In 1873, Victor Hartman, a Russian artist and architect, died at the age of 39.
Early the following year in St. Petersburg, critic and art historian Vladimir Stasov organized a memorial exhibit of about 400 of Hartman’s pencil sketches, watercolors and architectural drawings. A close friend of Hartman, a young composer, attended the show and was struck by a lightning blot of inspiration. He wrote, “Ideas, melodies, come to me of their own accord, like a banquet of music…I can hardly manage to put it all down on paper fast enough.”
The composer’s name was Modest Mussorgsky, and everything he put down on paper became Pictures At An Exhibition.
Many people may not know that Mussorgsky actually wrote the work for solo piano. (The late, great Russian pianist Sviatoslav Richter referred to it as the “best Russian work for piano, amen.”) Many orchestrations have been done since the original version of the work was first published in 1886 (5 years after Mussorgsky’s death and 12 years after it was completed). Of these, Maurice Ravel’s, from 1922, is far and away the most popular. (Its first performance was by the Boston Symphony Orchestra).
Pictures is a suite made up of ten movements–each inspired by one of Hartman’s works– interwoven with a recurring Promenade theme that’s meant to suggest the exhibition viewer meandering from work to work.
The finale, “The Great Gate of Kiev”, is my favorite part of the piece. Mussorgsky’s point of departure was Hartman’s entry in a competition to design a gate to commemorate Tsar Alexander II’s escape from an assassination attempt in 1866.
The design features a cupola in the shape of a Slavic warrior’s helmet (not a typical onion dome), a bell tower, and a chapel in the space above the largest, central arch. The gate was never built, due either to lack of funds, or perhaps to the Tsar’s reluctance to be reminded of his brush with death (assassins were ultimately successful in 1881.)
The majesty of this movement invokes both the imposing bulk of the gate itself, as well as the stately processions of people who would pass through the gate to enter the city. While some would no doubt disagree with me, for this particular movement, the solo piano version just can’t compete with Ravel’s orchestration in conveying the requisite sense of grandeur. For this, particularly in the final measures, the brass and percussion are indispensable.
In this performance of the Ravel orchestration, Gustavo Dudamel conducts the Simón Bolívar Youth Orchestra of Venezuela. Of note, this particular video includes, in addition to the “The Great Gate of Kiev”, the movement that precedes it, “The Hut on Fowl’s Legs (Baba-Yagá).” “Gate” starts at 3:24 with the majestic main theme in E-flat major. At 4:29, we hear a second more solemn theme, in A-flat minor, based on a Russian Orthodox hymn. These two themes then alternate through the rest of the movement. At 6:14, those tower bells we’ve seen in the watercolor begin to ring. At 7:28 we begin the glorious home stretch (see my earlier comment re: brass and percussion) and at 7:50 I feel as though some burden has been lifted.
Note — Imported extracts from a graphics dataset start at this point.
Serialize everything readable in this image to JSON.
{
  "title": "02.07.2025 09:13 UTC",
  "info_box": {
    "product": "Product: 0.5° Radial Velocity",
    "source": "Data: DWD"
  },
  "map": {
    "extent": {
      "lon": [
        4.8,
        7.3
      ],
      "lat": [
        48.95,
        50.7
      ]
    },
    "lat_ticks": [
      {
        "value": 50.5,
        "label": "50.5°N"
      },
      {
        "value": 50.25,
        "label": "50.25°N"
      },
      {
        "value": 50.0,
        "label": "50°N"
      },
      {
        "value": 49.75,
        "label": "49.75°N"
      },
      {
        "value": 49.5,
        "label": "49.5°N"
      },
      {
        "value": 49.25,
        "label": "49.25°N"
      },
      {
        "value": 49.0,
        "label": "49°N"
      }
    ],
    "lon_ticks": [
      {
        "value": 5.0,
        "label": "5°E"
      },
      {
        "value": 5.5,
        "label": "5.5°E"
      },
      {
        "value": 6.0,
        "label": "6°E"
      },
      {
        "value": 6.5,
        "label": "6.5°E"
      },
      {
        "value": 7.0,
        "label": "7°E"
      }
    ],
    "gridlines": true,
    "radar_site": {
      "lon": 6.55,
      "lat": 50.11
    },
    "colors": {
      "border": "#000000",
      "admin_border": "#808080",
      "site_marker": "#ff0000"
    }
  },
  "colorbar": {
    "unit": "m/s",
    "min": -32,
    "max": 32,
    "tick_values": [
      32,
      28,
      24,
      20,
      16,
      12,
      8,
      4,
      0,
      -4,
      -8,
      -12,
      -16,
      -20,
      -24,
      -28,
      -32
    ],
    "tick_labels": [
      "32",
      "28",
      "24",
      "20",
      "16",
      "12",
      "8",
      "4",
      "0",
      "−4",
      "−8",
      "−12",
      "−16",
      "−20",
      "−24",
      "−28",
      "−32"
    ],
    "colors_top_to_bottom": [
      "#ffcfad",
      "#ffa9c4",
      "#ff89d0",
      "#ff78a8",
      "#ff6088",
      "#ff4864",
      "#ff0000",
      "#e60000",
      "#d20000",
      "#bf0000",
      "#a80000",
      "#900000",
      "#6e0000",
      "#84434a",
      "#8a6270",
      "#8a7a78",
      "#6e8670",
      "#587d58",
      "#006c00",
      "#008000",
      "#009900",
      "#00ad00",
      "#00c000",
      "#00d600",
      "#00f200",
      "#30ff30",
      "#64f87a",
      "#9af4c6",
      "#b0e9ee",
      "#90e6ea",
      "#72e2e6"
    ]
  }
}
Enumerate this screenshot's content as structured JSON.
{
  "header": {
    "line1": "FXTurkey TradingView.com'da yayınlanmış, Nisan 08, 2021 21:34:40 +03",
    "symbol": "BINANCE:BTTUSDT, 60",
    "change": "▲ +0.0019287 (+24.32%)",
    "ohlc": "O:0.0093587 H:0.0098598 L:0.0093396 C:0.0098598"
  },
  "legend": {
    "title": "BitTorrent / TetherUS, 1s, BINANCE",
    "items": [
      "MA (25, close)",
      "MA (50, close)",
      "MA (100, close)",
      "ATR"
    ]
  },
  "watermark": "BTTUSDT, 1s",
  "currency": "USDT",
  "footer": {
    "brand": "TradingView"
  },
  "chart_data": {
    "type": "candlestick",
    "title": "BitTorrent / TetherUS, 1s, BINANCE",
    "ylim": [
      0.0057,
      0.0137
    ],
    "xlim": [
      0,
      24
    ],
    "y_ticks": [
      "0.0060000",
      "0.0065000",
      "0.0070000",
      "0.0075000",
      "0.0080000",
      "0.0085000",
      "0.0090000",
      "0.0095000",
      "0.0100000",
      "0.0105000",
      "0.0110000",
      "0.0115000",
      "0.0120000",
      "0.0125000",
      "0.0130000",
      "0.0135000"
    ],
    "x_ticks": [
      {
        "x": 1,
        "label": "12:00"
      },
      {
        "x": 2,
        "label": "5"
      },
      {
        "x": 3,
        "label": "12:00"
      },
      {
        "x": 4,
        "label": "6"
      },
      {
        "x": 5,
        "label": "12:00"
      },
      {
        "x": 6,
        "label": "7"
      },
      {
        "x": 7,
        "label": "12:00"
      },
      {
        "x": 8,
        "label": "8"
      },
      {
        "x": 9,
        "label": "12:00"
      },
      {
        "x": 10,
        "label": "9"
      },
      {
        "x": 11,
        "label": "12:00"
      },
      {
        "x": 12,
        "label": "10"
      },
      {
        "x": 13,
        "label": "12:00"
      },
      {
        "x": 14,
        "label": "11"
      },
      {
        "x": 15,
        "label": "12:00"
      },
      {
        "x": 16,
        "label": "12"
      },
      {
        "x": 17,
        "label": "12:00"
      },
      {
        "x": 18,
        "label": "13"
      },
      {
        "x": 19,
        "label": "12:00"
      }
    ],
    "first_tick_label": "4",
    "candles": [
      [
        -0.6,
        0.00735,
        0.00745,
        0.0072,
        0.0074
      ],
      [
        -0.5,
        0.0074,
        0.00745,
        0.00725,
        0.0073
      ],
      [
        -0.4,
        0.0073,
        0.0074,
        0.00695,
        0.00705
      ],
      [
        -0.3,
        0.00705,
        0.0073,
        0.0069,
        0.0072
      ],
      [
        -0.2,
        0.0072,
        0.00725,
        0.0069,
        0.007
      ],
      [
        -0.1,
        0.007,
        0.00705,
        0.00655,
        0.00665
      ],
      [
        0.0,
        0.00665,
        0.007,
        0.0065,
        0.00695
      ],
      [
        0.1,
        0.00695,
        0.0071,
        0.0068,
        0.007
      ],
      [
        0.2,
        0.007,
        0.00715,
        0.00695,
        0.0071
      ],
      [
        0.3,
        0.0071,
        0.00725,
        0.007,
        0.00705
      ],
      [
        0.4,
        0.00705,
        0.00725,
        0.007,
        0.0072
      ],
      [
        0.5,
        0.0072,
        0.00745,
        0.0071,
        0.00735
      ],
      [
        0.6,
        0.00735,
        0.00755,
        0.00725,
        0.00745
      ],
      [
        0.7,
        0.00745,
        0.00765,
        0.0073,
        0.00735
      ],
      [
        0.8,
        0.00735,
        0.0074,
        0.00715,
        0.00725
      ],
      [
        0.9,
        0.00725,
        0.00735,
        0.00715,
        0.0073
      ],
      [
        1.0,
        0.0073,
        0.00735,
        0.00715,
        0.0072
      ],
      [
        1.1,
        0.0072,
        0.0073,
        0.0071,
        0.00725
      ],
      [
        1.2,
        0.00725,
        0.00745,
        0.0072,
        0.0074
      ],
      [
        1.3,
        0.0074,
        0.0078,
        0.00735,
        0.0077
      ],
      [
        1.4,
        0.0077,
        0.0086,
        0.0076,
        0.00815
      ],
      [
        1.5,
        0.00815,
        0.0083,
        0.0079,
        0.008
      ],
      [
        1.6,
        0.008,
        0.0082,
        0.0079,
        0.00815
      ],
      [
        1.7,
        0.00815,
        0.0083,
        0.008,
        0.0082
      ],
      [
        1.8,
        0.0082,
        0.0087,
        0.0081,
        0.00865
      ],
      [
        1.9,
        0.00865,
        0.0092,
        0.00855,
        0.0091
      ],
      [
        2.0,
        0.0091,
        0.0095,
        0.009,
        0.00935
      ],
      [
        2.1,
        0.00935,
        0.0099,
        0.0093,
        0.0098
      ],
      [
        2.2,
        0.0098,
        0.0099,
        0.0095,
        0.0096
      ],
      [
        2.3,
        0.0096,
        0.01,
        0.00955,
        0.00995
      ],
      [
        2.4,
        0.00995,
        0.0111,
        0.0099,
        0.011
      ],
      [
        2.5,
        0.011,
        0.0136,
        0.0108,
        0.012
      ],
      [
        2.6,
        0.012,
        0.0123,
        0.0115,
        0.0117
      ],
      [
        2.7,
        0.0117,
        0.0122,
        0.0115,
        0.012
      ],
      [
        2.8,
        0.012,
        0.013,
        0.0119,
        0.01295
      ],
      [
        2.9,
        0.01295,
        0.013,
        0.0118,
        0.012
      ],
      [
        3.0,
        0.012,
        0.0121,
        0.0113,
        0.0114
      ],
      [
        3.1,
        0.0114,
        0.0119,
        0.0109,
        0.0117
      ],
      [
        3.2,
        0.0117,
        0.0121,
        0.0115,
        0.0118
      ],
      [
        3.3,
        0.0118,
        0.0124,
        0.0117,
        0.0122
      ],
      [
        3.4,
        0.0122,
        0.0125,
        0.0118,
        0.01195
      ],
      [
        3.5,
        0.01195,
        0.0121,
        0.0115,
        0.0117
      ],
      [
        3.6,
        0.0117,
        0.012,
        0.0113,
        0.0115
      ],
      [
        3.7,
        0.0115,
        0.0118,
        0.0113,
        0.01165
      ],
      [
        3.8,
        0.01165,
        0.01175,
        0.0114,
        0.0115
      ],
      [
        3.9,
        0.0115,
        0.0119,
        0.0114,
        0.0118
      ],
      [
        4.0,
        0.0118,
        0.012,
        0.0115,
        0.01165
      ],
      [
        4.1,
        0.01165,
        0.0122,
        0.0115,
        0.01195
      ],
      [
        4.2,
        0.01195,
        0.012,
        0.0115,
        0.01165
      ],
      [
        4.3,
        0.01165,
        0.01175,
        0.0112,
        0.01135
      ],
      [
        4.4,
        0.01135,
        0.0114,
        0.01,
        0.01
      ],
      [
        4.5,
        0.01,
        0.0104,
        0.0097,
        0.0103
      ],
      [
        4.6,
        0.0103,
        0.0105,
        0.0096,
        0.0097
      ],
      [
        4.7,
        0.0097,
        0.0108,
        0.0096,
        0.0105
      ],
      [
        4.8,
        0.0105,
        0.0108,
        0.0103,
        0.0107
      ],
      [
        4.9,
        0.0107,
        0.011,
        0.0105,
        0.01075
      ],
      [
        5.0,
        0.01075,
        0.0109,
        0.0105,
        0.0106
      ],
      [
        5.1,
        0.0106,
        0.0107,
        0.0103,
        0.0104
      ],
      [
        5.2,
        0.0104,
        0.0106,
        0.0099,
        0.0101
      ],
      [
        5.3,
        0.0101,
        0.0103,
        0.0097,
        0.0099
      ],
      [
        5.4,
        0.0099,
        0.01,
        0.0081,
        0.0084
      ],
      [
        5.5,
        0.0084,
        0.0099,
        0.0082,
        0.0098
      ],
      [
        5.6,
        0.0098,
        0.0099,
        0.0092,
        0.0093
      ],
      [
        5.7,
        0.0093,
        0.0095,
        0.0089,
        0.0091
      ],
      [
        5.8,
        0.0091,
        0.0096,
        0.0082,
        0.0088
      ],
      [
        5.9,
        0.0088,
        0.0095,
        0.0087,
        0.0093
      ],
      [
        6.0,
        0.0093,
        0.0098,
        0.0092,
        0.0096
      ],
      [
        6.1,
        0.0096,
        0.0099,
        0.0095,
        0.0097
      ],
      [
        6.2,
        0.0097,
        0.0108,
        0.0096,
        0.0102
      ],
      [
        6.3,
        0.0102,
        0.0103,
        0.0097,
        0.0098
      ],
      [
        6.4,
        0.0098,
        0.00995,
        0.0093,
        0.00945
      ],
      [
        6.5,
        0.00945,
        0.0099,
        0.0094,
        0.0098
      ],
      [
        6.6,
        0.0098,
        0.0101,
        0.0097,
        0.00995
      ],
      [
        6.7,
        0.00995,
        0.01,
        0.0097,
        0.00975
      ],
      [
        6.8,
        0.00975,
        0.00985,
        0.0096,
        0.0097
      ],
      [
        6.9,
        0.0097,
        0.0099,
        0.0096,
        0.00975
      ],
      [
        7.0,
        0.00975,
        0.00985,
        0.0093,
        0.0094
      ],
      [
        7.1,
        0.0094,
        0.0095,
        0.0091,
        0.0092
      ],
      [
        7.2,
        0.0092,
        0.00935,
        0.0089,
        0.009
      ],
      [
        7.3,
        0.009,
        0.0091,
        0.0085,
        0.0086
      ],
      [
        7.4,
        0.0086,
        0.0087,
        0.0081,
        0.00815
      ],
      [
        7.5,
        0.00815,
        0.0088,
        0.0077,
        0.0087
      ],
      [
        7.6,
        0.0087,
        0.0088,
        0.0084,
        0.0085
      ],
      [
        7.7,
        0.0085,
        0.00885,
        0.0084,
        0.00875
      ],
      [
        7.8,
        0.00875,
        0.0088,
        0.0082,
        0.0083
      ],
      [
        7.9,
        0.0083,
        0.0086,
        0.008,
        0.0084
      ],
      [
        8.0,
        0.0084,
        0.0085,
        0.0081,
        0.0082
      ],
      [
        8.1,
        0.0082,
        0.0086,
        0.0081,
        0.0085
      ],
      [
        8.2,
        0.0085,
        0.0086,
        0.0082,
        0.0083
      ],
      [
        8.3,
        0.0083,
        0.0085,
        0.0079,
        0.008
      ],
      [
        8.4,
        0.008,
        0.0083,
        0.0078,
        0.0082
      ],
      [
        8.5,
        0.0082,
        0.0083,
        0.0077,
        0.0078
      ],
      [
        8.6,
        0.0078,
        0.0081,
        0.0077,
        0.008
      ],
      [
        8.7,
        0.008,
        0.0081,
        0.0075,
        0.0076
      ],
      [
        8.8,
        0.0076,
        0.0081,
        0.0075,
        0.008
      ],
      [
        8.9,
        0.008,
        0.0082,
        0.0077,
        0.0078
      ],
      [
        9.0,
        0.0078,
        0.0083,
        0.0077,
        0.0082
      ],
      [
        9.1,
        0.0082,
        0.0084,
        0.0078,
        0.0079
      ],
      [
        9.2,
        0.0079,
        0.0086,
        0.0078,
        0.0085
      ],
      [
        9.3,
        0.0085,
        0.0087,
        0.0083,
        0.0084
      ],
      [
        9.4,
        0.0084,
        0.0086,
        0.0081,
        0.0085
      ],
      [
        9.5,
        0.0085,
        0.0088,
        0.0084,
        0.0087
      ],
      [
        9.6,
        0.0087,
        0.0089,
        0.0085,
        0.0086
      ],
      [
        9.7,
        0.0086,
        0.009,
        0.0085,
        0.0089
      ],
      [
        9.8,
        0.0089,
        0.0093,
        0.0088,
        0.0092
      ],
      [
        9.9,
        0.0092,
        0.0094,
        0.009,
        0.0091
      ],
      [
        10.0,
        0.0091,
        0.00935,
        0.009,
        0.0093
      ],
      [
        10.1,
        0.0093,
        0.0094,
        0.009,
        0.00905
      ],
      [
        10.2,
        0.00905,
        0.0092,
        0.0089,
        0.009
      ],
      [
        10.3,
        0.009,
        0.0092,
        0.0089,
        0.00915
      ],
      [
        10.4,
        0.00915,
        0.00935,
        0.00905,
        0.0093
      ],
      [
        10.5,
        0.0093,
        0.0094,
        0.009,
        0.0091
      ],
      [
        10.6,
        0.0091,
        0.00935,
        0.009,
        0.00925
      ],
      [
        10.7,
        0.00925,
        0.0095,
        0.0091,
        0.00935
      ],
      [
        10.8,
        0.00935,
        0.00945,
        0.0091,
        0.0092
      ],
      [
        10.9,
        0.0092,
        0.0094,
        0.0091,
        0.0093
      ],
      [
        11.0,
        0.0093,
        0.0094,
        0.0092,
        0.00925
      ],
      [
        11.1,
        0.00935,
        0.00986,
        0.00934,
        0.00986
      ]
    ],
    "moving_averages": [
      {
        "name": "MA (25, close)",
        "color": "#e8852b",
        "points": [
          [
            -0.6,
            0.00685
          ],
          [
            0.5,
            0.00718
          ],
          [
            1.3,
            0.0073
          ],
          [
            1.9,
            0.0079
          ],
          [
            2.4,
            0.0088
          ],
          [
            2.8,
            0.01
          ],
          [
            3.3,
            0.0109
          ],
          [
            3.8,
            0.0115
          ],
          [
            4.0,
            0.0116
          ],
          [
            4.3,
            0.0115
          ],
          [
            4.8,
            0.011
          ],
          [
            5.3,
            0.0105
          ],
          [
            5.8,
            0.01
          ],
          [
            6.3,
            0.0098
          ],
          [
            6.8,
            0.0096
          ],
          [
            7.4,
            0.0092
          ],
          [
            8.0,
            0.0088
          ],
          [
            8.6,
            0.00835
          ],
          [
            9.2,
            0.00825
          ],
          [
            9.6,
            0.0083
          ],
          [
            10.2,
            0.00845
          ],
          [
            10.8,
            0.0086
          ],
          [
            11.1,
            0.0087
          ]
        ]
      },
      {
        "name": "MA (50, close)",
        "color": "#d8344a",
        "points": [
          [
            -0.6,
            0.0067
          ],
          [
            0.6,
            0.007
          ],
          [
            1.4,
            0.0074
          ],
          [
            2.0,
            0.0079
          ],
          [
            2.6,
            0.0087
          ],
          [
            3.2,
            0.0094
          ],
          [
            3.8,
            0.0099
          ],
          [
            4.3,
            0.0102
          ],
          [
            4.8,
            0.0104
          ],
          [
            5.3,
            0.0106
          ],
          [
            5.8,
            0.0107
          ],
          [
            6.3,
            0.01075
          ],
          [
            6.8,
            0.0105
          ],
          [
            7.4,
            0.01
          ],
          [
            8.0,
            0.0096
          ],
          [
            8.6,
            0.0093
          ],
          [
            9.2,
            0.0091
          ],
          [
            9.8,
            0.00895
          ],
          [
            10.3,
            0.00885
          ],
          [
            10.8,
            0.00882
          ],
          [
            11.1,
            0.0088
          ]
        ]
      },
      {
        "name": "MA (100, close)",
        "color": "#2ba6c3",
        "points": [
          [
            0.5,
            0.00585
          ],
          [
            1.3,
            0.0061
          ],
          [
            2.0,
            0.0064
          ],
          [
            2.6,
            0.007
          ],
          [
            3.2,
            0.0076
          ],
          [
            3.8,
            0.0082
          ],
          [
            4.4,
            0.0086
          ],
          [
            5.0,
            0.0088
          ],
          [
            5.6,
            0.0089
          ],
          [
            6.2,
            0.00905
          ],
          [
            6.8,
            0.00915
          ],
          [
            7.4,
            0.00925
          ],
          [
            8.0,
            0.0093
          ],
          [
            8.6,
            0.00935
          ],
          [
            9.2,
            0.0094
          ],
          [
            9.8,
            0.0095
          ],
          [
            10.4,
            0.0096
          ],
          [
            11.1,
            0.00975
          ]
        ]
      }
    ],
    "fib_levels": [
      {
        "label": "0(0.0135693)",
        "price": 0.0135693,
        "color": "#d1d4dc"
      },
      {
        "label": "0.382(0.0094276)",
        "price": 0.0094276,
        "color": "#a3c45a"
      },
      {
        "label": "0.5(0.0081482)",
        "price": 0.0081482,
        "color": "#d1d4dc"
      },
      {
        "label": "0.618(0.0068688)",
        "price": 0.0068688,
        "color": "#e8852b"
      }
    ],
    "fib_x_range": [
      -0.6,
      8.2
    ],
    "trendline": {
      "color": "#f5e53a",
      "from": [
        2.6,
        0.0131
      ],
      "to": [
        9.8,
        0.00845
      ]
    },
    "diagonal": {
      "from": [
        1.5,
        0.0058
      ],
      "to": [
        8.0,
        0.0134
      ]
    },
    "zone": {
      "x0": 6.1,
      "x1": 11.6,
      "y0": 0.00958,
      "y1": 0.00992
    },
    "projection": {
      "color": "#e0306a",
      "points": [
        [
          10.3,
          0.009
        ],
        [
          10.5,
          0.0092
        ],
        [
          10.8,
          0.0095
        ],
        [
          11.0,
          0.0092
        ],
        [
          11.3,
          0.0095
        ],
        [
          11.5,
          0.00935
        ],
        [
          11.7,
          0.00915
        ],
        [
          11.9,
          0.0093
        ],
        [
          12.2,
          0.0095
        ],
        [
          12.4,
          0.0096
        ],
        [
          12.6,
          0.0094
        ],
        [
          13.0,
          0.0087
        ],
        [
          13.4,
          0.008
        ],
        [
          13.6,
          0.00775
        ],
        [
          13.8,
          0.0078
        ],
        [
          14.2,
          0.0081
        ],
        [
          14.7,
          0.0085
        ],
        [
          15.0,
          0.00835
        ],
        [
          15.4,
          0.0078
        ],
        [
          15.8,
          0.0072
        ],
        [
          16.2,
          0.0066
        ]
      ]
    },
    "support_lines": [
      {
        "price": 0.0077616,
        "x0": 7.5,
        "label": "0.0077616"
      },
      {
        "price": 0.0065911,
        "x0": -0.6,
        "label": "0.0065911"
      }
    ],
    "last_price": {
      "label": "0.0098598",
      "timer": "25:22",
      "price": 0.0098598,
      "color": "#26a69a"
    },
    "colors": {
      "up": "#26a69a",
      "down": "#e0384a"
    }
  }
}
Whenever I listen to this, in my mind I’m the lucky one crashing the cymbals at the end. Hey, I can dream, can’t I?
Bonus: The aforementioned Sviatoslav Richter made what many consider the definitive recording of the solo piano version of Pictures At An Exhibition in 1958. Here he is playing the final two movements, “Baba-Yagá” and “The Great Gate of Kiev”. You can compare and contrast with the Dudamel performance.
Trivia tidbit: The prog rock group Emerson, Lake & Palmer released their own interpretation of Pictures in 1972. While I like some of their other albums, I can’t say I’m a fan of this one (“The Great Gate of Kiev” with lyrics?!). Interested readers can find samples aplenty on YouTube or iTunes.
I love the transition from Baba-Yaga as the strings wind up and up then instantaneously plummet down to the stately Kiev theme. “Grand” is too small a word for that finale, isn’t it?
Had no idea it was originally written as a piano piece. Ravel did a good job, didn’t he?
It is not my favourite EL&P either. It seems a massive conceit to add lyrics and I always cringe at the final, laboured “Death – is – Life”, but I guess Greg Lake needed to earn his share after plonking away on base for much of the work.
I learned a lot from this post! Amazing how talented Mussorgsky was – love that his first name was Modest!